Wednesday, July 3, 2013

Busy as…

        Is it beekeeping that brings out the cliché in me, or is it just that bee-based clichés are so compelling?

         Along with many other useful things that I learned in school, like never to climb on the monkey bars when wearing a dress and how to play a passable game of marbles, I learned to Avoid Clichés At All Costs When Speaking and Writing. You don't forget the lessons that were branded on your young brain by sort-tempered adults much older and bigger than you, so I have always tried, When Speaking and Writing, to Avoid Clichés at All Costs. Sometimes I even congratulate myself on coming up with a particularly effective and original simile when I could have just defaulted to a cliché.

          So it was entirely against all my training and my best instincts that I found myself the other day in the bee yard with K, watching the bees and about to commit cliché. "Look at how active they are," I said to K, completely helpless to prevent the following words from just falling out of my mouth: "Why, they're busy as bees."

          Of course you groan, but it turns out that clichés, before they were clichés, were in fact such universal truths or such creative or compellingly-worded comparisons that everyone fell in love with them and started using them because they were so good or true or evocative. You look at bees in the summer when they're really working, and they are the very archetype of busy. "Busy as bees" is a good and useful descriptor. It is as evocative as billy-o.

          But, as with anything you love and use all the time, these compelling phrases started to get a little worn. A little tired. A little been-there-done-that-bought-the-postcard-and-mailed-it-home. And people began to look down upon them, because they were familiar, and tell Other People that it was one of the High Holy Significators of Tackiness to use them. I myself felt this way until a couple of days after the "busy as bees" incident, when I was, again, in the bee yard.

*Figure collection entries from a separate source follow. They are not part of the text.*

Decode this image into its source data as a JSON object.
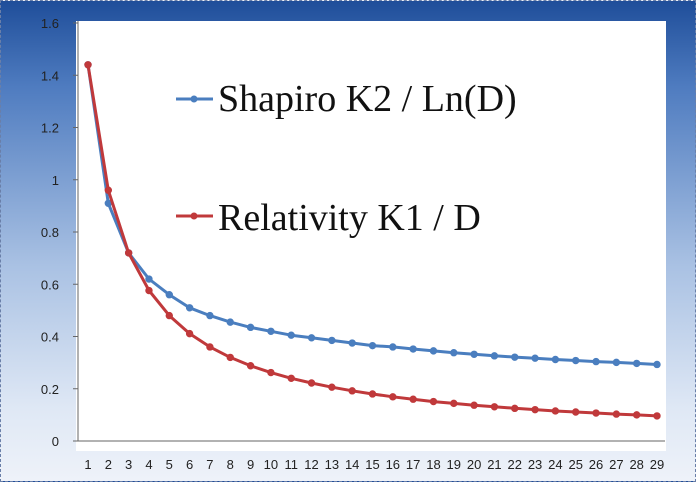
{
  "chart_data": {
    "type": "line",
    "title": "",
    "xlabel": "",
    "ylabel": "",
    "x": [
      1,
      2,
      3,
      4,
      5,
      6,
      7,
      8,
      9,
      10,
      11,
      12,
      13,
      14,
      15,
      16,
      17,
      18,
      19,
      20,
      21,
      22,
      23,
      24,
      25,
      26,
      27,
      28,
      29
    ],
    "ylim": [
      0,
      1.6
    ],
    "yticks": [
      "0",
      "0.2",
      "0.4",
      "0.6",
      "0.8",
      "1",
      "1.2",
      "1.4",
      "1.6"
    ],
    "xticks": [
      "1",
      "2",
      "3",
      "4",
      "5",
      "6",
      "7",
      "8",
      "9",
      "10",
      "11",
      "12",
      "13",
      "14",
      "15",
      "16",
      "17",
      "18",
      "19",
      "20",
      "21",
      "22",
      "23",
      "24",
      "25",
      "26",
      "27",
      "28",
      "29"
    ],
    "grid": false,
    "legend_placement": "inside-top-right",
    "series": [
      {
        "name": "Shapiro  K2 / Ln(D)",
        "color": "#4a7ebf",
        "values": [
          1.44,
          0.91,
          0.72,
          0.62,
          0.56,
          0.51,
          0.48,
          0.455,
          0.435,
          0.42,
          0.405,
          0.395,
          0.385,
          0.375,
          0.365,
          0.36,
          0.352,
          0.345,
          0.338,
          0.332,
          0.326,
          0.321,
          0.317,
          0.312,
          0.308,
          0.304,
          0.301,
          0.297,
          0.293
        ]
      },
      {
        "name": "Relativity K1 /  D",
        "color": "#c0393b",
        "values": [
          1.44,
          0.96,
          0.72,
          0.576,
          0.48,
          0.411,
          0.36,
          0.32,
          0.288,
          0.262,
          0.24,
          0.222,
          0.206,
          0.192,
          0.18,
          0.169,
          0.16,
          0.151,
          0.144,
          0.137,
          0.131,
          0.125,
          0.12,
          0.115,
          0.111,
          0.107,
          0.103,
          0.1,
          0.096
        ]
      }
    ]
  }
}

          I was helping K work the hives, and so I was dressed in a bee-resistant bonnet, veil, and jacket. It was warm and the bees were busy as you know what—eddying around us before flying off in waves to their work. I didn't notice right away that the bee that was buzzing so close to my face—because they were all buzzing close to my face—was distinguished from the rest by being on the wrong side of my veil. Judging from the tenor of its buzz, it was starting to get a little grumpy about sharing such close quarters with me. "K," I said, in the world's most entirely justified use of cliché since the term was coined, "there's a bee in my bonnet."